Michael Maiello's picture

    What If Bernie Broke Up The Banks?

    I'm not blogging politics right now because Infinite Jest.

    But if Rolling Stone has room for me, who am I to say no?

    Here's my take on what would happen if Bernie got his way on Wall Street.



    Congrats, Michael!  The big leagues!

    "Before the crisis, banks had huge trading floors full of mostly highly paid speculators. When the government pushed the banks out of that business, those speculators went into business for themselves as hedge funds." - sounds about like how ISIS got formed. Maybe we can link Wall Street into the Axis of Evil, send in troops - even waterboard?

    Way to go, Michael.

    This is a great piece, Michael. Congrats!

    PS Folks, this is actually Maiello's second piece at Rolling Stone. I news-linked the first one but nobody noticed. He's on a roll.

    PPS Ahem

    Excellent another piece to read to the alky's on my boat... Just boarding so I'll be reading it to them soon!

    Looking at the 2008 crash, a lot of the amplification of consequences came from how banks in other countries (or multinationals, if you will) took up toxic financial products and leveraged them to the max.

    If we broke up banks in the U.S., how would that change the larger picture?

    As far as big banks in the U.S. directly entangling deposits goes, wasn't Citibank the big bad boy? Their portion of the larger problem makes them a poor model of the problem.

    I am thinking that more focus is needed on permissible products and their regulation than getting involved with particular company structures.

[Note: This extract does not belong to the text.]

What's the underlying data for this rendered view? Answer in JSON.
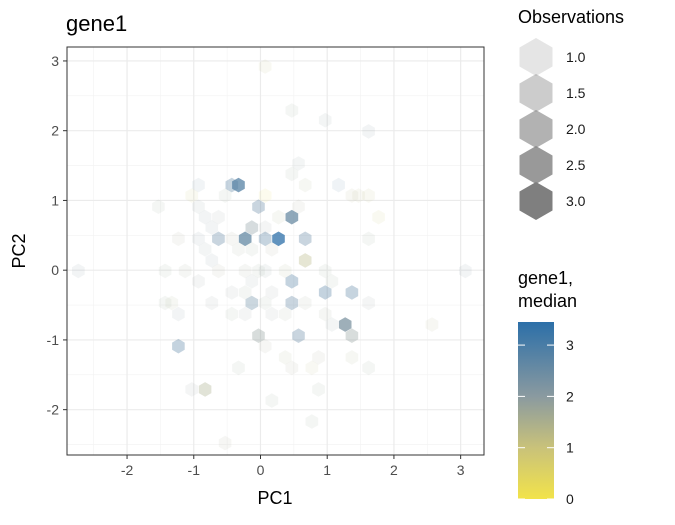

    I suspect you're right.

    Also, one of the arguments against breaking up the banks or re-imposing Glass-Steagall is that the European banks and increasingly, banks elsewhere in the world, are not so constrained.  So it would only make sense if we barred those banks from doing business here (which I might be okay with but I doubt it's possible given our trade agreements in general).

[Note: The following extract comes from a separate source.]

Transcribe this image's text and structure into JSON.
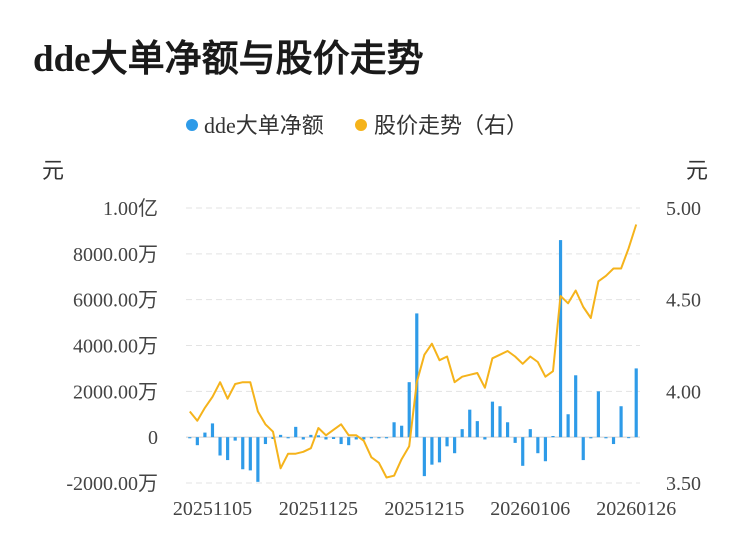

    There is, to your point, the theory that the bailout of AIG was really a backdoor bailout of Deutsche Bank.  To have the Fed or the Treasury write a check to a giant German investment bank would not have been palatable, but to have them write the check to AIG, only for AIG to fork over the cash, was one degree of separation enough.

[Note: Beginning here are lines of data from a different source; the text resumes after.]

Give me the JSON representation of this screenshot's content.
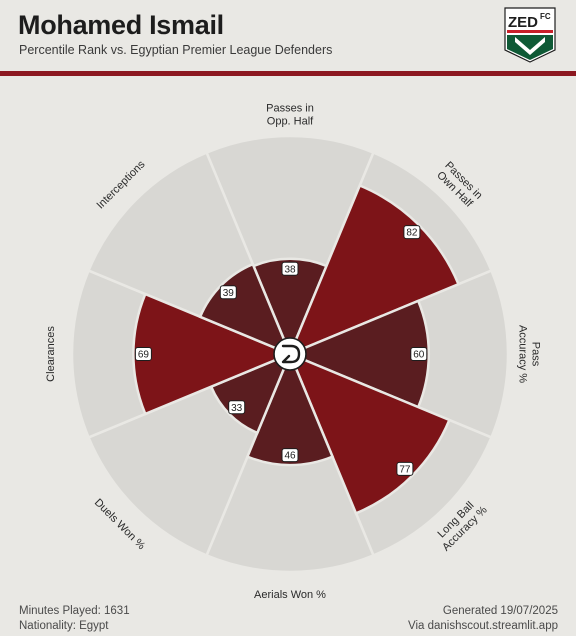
{
  "header": {
    "title": "Mohamed Ismail",
    "subtitle": "Percentile Rank vs. Egyptian Premier League Defenders"
  },
  "logo": {
    "text_top": "ZED",
    "text_fc": "FC",
    "colors": {
      "green": "#0f5a36",
      "red": "#c8202a",
      "dark": "#1d1d1d"
    }
  },
  "chart_data": {
    "type": "radar-bar",
    "scale": [
      0,
      100
    ],
    "center_icon": "logo-d-icon",
    "categories": [
      {
        "label": [
          "Passes in",
          "Opp. Half"
        ],
        "value": 38,
        "color": "#5a1d20"
      },
      {
        "label": [
          "Passes in",
          "Own Half"
        ],
        "value": 82,
        "color": "#7d1418"
      },
      {
        "label": [
          "Pass",
          "Accuracy %"
        ],
        "value": 60,
        "color": "#5a1d20"
      },
      {
        "label": [
          "Long Ball",
          "Accuracy %"
        ],
        "value": 77,
        "color": "#7d1418"
      },
      {
        "label": [
          "Aerials Won %"
        ],
        "value": 46,
        "color": "#5a1d20"
      },
      {
        "label": [
          "Duels Won %"
        ],
        "value": 33,
        "color": "#5a1d20"
      },
      {
        "label": [
          "Clearances"
        ],
        "value": 69,
        "color": "#7d1418"
      },
      {
        "label": [
          "Interceptions"
        ],
        "value": 39,
        "color": "#5a1d20"
      }
    ],
    "background_color": "#d8d7d3"
  },
  "footer": {
    "minutes": "Minutes Played: 1631",
    "nationality": "Nationality: Egypt",
    "generated": "Generated 19/07/2025",
    "via": "Via danishscout.streamlit.app"
  }
}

    The size of the crisis shows how all of them are connected even without the direct connection like AIG and Deutsche.

    In regards to new policies, my reading of the Financial Crisis Inquiry Commission causes me to support the call by Chairman Phil Angelides to kick some butt:

    Under Attorney General Loretta Lynch, DOJ has signaled a change in direction by adopting new policies that wisely seek accountability for wrongdoing from individuals, not inanimate corporate entities. Many have assumed that these policies came too late to affect illegal behavior committed in the run-up to the financial crisis. In fact, because of the 10-year statute of limitations for financial fraud affecting banks and other types of financial institutions, there is still time to investigate and prosecute crimes committed in 2006 and 2007 — the final period of wild excess before the mortgage market collapsed. But time is quickly running out.